Dec 242011
 

Assange, founder of Wikileaks, published the classified documents stolen by Bradley Mannings. According to US legal precedent, a journalist who publishes classified documents is in the legal clear, so long as he did not break the law to obtain them. The Pentagon papers, for instance, were illegally swiped, but delivered anonymously to various newspapers; the newspapers did not ask someone to steal them. So, as long as Manning sent Assange the documents on his own volition, then Assange would have not legal troubles with the US.

Ooops.

Assange to face US spy charges

It seems that Manning didn’t work alone… Assange apparently solicited the documents and coached Manning in how to break passwords.

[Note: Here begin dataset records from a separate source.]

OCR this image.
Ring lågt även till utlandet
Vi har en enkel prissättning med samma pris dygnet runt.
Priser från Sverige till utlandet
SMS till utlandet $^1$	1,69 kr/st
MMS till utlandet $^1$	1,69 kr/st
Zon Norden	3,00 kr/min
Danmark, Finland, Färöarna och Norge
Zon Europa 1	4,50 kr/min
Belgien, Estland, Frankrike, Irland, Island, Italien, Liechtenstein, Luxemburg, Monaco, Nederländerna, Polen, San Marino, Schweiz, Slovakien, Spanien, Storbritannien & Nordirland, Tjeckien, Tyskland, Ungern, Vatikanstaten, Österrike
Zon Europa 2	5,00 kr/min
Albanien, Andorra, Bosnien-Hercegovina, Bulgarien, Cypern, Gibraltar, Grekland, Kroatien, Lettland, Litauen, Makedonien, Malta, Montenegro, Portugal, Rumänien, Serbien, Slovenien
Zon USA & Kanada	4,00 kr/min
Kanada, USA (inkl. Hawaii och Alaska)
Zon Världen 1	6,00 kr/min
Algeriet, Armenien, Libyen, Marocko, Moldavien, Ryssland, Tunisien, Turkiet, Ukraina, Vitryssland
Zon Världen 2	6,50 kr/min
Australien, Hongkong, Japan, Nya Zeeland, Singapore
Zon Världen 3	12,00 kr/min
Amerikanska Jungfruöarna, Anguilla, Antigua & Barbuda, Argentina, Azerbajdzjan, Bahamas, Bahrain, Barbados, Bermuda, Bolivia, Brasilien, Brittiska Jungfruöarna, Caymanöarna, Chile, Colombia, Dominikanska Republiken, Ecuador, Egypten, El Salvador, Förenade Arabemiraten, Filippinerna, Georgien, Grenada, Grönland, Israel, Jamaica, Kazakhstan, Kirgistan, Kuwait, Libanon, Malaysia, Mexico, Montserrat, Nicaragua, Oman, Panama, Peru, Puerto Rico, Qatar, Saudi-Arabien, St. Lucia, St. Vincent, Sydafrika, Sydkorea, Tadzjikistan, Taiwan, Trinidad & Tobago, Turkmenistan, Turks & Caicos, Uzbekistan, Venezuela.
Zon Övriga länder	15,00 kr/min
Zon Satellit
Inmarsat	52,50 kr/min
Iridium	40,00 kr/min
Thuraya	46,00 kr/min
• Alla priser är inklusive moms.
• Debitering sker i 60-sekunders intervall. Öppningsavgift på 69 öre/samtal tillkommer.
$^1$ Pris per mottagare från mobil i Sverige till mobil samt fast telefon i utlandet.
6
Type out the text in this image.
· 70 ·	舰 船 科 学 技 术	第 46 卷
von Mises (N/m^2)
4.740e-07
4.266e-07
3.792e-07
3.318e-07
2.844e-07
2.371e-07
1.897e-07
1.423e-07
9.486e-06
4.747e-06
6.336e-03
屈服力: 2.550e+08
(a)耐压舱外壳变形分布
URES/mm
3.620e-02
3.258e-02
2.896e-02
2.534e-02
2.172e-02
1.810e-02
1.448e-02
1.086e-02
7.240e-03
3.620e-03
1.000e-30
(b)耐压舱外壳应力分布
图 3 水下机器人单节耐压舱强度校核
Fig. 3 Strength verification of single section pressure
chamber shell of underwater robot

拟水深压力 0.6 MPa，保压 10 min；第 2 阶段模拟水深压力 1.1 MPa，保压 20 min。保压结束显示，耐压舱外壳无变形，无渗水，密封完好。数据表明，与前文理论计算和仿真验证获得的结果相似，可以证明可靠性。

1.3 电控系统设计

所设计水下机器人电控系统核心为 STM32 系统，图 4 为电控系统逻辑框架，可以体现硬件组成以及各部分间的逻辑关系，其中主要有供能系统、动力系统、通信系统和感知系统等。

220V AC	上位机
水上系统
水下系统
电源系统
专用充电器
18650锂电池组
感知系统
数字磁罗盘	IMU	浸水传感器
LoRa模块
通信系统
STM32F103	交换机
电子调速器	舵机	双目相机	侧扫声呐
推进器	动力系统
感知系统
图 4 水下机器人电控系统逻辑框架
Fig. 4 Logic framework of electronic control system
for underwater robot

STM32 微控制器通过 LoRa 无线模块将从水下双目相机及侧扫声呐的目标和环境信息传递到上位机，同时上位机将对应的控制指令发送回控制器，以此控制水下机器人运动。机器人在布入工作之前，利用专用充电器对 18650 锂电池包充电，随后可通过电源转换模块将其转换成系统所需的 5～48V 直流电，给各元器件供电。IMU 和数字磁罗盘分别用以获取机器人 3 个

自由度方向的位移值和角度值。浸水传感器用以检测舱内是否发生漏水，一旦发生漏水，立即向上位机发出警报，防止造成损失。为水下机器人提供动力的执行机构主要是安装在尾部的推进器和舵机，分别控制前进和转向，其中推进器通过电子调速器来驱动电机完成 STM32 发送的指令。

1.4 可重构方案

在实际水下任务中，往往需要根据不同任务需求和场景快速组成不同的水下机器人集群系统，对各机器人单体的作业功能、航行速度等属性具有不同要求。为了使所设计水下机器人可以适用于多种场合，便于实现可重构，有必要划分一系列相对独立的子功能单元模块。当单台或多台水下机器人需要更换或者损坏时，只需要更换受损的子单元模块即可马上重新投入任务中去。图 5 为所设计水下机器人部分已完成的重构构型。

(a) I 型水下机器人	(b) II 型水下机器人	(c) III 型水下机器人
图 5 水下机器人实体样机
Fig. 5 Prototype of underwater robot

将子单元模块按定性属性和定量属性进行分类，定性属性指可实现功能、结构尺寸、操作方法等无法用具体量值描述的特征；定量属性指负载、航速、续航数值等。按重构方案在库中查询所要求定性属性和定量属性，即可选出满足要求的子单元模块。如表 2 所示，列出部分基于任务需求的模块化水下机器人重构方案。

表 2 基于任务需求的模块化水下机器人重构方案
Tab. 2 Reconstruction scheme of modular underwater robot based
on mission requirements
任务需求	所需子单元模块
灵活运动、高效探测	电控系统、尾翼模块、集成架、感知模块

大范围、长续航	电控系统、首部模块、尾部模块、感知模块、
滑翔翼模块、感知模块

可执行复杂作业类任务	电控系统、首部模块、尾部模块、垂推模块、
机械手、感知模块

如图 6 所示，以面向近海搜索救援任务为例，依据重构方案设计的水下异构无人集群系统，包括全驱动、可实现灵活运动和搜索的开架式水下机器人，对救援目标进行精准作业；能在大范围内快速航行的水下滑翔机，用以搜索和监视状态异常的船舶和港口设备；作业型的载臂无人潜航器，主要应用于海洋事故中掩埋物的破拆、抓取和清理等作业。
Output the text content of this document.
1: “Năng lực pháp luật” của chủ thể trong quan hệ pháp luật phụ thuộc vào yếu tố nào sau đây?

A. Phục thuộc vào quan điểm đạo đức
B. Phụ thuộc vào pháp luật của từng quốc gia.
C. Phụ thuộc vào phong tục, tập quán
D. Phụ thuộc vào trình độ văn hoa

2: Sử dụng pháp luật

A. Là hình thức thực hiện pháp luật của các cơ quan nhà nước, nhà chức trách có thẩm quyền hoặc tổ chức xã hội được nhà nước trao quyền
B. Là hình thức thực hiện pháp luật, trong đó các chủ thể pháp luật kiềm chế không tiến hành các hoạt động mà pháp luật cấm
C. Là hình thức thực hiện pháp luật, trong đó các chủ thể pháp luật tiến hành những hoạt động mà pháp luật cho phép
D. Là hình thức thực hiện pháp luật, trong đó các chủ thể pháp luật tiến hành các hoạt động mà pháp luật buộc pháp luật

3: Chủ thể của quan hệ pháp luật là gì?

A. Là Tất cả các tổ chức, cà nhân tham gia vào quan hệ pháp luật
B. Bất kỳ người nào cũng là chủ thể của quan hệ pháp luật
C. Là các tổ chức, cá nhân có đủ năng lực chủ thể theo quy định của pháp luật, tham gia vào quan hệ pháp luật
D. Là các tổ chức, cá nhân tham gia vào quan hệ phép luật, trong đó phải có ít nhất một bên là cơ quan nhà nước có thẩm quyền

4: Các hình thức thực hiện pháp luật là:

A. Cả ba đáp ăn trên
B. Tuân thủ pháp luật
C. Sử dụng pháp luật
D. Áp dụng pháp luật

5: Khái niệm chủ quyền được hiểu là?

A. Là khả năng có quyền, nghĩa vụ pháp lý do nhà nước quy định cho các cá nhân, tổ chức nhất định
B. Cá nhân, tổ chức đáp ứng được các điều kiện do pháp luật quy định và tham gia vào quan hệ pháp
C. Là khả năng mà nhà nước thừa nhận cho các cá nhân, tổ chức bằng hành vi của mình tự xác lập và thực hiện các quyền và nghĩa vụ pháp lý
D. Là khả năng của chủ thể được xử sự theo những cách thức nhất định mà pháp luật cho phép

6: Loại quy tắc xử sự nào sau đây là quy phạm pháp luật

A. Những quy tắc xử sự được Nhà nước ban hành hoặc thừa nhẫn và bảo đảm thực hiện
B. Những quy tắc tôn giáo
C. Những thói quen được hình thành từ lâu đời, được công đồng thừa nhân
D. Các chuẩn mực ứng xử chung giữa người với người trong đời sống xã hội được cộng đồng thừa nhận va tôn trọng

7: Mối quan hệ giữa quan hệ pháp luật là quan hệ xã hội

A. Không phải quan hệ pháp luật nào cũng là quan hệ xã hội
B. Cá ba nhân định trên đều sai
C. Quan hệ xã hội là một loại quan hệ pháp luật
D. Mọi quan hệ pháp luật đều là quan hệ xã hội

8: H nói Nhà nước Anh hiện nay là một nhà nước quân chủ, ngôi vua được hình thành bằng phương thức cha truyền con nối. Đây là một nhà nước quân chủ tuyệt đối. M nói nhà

In other words, “conspiracy to commit espionage.”  This would make Assange eligible for prosecution in the US, and would not exactly be an unprecedented sort of thing. Foreign nationals who commit crimes against the US while not within the US have certainly been legally pursued before… imagine a British national who used the internet to solicit for a hitman on Craigslist to whack an American citizen in, say, Boston. If the hitman was actually procured and did the deed, I’m pretty sure the US legal system would be very, very interested in the British national, and would ask for extradition.

An example: Alfred Zehe. Didn’t even break any laws, and still convicted in the US of espionage even though he was a foreign national in a foreign country when he simply reviewed some classified US documents. Seems to have been a screwy case, but apparently it stood up.